New Direct Images Captured with W. M. Keck Observatory’s Upgraded Adaptive Optics System Lead to First Independent Confirmation of PDS 70 Protoplanets
Maunakea, Hawaii – New evidence shows the first-ever pictures capturing the birth of a pair of planets orbiting the star PDS 70 are in fact authentic.
Using a new infrared pyramid wavefront sensor for adaptive optics (AO) correction at W. M. Keck Observatory on Maunakea in Hawaii, a Caltech-led team of astronomers applied a new method of taking family photos of the baby planets, or protoplanets, and confirmed their existence.
The team’s results are published in today’s issue of The Astronomical Journal.

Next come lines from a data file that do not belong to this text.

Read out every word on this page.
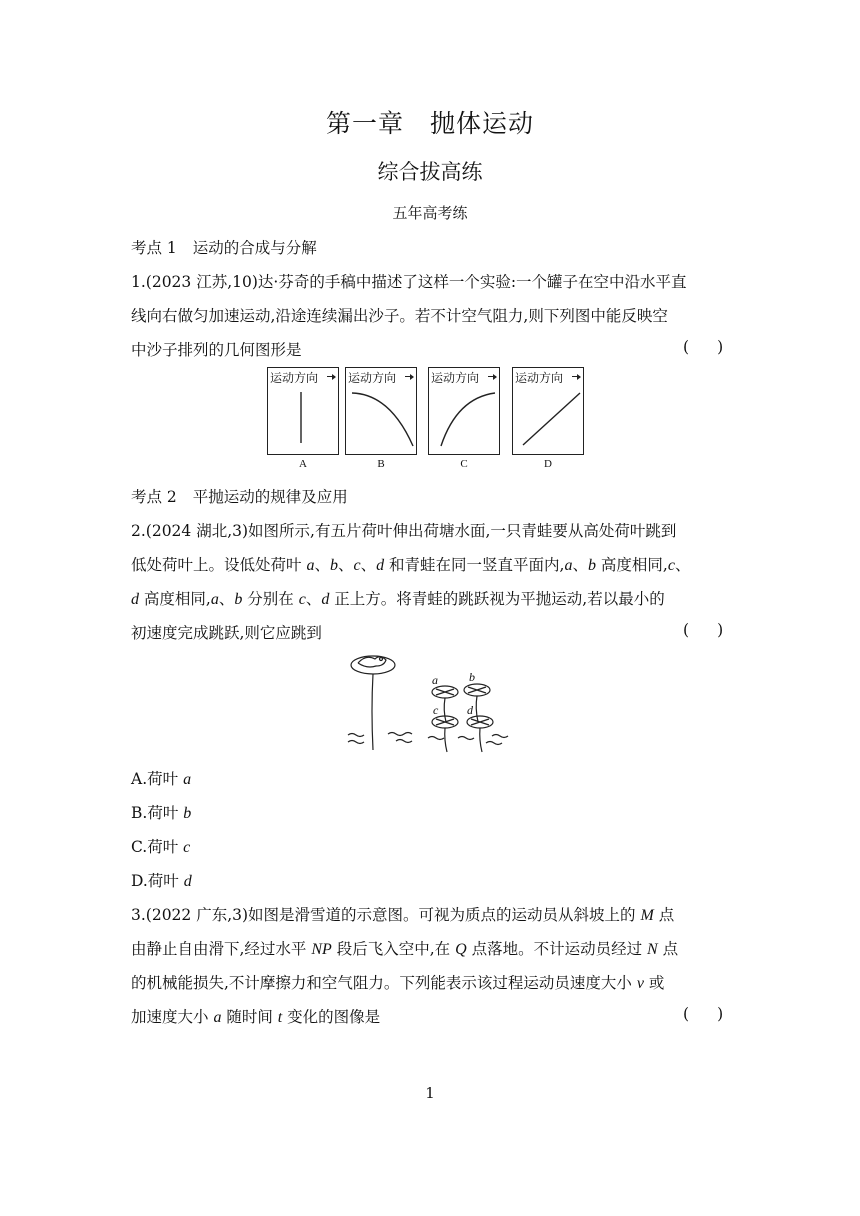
第一章 抛体运动
综合拔高练
五年高考练
考点 1 运动的合成与分解
1.(2023 江苏,10)达·芬奇的手稿中描述了这样一个实验:一个罐子在空中沿水平直
线向右做匀加速运动,沿途连续漏出沙子。若不计空气阻力,则下列图中能反映空
中沙子排列的几何图形是	( )
运动方向 运动方向	运动方向	运动方向
A	B	C	D
考点 2 平抛运动的规律及应用
2.(2024 湖北,3)如图所示,有五片荷叶伸出荷塘水面,一只青蛙要从高处荷叶跳到
低处荷叶上。设低处荷叶 a、b、c、d 和青蛙在同一竖直平面内,a、b 高度相同,c、
d 高度相同,a、b 分别在 c、d 正上方。将青蛙的跳跃视为平抛运动,若以最小的
初速度完成跳跃,则它应跳到	( )
a	b
c d
A.荷叶 a
B.荷叶 b
C.荷叶 c
D.荷叶 d
3.(2022 广东,3)如图是滑雪道的示意图。可视为质点的运动员从斜坡上的 M 点
由静止自由滑下,经过水平 NP 段后飞入空中,在 Q 点落地。不计运动员经过 N 点
的机械能损失,不计摩擦力和空气阻力。下列能表示该过程运动员速度大小 v 或
加速度大小 a 随时间 t 变化的图像是	( )
1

PDS 70 is the first known multiplanetary system where astronomers can witness planet formation in action. The first direct image of one of its planets, PDS 70b, was taken in 2018 followed by multiple images taken at different wavelengths of its sibling, PDS 70c, in 2019. Both Jupiter-like protoplanets were discovered by the European Southern Observatory’s Very Large Telescope (VLT).
“There was some confusion when the two protoplanets were first imaged,” said Jason Wang, a Heising-Simons Foundation 51 Pegasi b Fellow at Caltech and lead author of the study. “Planet embryos form from a disk of dust and gas surrounding a newborn star. This circumstellar material accretes onto the protoplanet, creating a kind of smokescreen that makes it difficult to differentiate the dusty, gaseous disk from the developing planet in an image.”

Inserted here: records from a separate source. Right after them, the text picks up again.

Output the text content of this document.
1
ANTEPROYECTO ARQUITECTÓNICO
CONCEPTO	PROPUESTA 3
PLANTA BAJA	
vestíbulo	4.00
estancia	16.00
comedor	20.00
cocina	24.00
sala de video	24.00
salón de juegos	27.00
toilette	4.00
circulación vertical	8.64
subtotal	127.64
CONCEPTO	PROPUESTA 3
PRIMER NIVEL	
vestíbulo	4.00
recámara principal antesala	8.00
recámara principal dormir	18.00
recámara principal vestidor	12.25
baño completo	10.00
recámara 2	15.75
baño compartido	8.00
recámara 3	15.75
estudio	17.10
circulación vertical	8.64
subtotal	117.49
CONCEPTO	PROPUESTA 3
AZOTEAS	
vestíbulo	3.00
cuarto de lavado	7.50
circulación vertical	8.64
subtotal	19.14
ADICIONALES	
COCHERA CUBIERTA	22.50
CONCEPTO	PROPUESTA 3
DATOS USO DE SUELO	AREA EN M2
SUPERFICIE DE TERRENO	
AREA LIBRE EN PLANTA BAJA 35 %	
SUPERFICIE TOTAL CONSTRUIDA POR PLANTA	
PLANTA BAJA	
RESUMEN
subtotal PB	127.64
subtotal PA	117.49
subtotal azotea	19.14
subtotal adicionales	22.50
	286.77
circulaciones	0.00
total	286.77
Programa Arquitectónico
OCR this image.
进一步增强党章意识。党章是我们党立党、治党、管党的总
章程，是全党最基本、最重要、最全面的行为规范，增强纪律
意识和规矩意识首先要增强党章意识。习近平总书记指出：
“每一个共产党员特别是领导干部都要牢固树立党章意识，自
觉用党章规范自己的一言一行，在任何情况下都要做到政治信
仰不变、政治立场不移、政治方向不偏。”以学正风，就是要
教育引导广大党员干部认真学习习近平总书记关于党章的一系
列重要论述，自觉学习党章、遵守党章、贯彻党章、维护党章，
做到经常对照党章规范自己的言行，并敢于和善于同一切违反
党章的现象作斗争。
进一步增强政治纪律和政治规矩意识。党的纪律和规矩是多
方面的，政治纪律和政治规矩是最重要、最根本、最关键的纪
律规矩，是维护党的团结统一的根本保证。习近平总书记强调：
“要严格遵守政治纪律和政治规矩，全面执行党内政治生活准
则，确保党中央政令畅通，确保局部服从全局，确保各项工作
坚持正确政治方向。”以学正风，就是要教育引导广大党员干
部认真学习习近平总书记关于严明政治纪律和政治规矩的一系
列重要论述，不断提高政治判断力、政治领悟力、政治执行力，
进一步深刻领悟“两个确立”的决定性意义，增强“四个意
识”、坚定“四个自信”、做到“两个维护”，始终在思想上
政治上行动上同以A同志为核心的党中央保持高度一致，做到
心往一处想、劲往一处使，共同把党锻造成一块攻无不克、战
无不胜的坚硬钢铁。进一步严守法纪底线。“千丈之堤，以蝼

To help provide clarity, Wang and his team developed a method to disentangle the image signals from the circumstellar disk and the protoplanets.

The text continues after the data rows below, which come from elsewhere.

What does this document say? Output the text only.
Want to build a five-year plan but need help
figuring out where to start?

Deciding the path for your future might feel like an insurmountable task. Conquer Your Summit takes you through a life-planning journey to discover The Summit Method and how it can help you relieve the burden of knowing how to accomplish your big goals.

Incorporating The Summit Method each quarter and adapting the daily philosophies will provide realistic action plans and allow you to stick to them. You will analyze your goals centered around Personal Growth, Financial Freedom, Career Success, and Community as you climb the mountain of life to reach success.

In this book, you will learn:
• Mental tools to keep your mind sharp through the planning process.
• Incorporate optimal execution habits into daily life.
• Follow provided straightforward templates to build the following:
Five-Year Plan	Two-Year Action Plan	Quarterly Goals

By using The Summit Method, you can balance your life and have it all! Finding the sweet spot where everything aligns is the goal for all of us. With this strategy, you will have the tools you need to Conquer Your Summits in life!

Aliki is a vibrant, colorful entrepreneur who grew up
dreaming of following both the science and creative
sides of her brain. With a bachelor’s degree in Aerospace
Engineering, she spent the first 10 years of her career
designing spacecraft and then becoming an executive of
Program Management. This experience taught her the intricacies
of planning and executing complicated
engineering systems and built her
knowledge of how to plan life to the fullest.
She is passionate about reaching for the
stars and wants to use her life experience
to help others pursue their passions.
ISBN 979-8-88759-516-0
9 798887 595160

“We know the disk’s shape should be a symmetrical ring around the star whereas a planet should be a single point in the image,” said Wang. “So even if a planet appears to sit on top of the disk, which is the case with PDS 70c, based on our knowledge of how the disk looks throughout the whole image, we can infer how bright the disk should be at the location of the protoplanet and remove the disk signal. All that’s left over is the planet’s emission.”
The team snapped images of PDS 70 with the Near-Infrared Camera (NIRC2) on the Keck II telescope, marking first science for a vortex coronagraph installed in NIRC2 as part of a recent upgrade, combined with the Observatory’s upgraded AO system consisting of a new infrared pyramid wavefront sensor and real-time control computer.
“The new infrared detector technology used in our pyramid wavefront sensor has dramatically improved our ability to study exoplanets, especially those around low-mass stars where planet formation is actively occurring,” said Sylvain Cetre, software engineer at Keck Observatory and one of the lead developers of the AO upgrade. “It will also allow us to improve the quality of our AO correction for harder to image targets like the center of our galaxy.”
This project benefited from the innovative infrared sensor that measures distortions in light caused by the Earth’s atmosphere.
“New technology is a science multiplier,” says Peter Kurczynski, program director at the National Science Foundation, which contributed funding to this project. “It enables investigations that were never before possible.”
AO is a technique used to remove the atmospheric blurring that distorts astronomical images. With the new infrared pyramid wavefront sensor and real-time controller installed, Keck Observatory’s AO system is able to deliver sharper, more detailed images.
“The PDS 70 imagery Jason’s team captured was among the first tests of the scientific quality produced by Keck’s pyramid wavefront sensor,” said AO scientist Charlotte Bond, who played a key role in the design and installation of the technology. “It’s exciting to see just how precise the new AO system corrects for the atmospheric turbulence of dusty objects like the young stars where protoplanets are expected to reside, allowing for the clearest, sharpest view of baby versions of our solar system.”
The W. M. Keck Observatory Adaptive Optics Near-Infrared Pyramid Wavefront Sensor development was supported by a grant from the National Science Foundation Advanced Telescopes and Instrumentation program and conducted in collaboration with the University of Hawaii and Caltech, as well as colleages from the Subaru Telescope, Arcetri Astrophysical Observatory, and the Laboratoire d’Astrophysique de Marseille.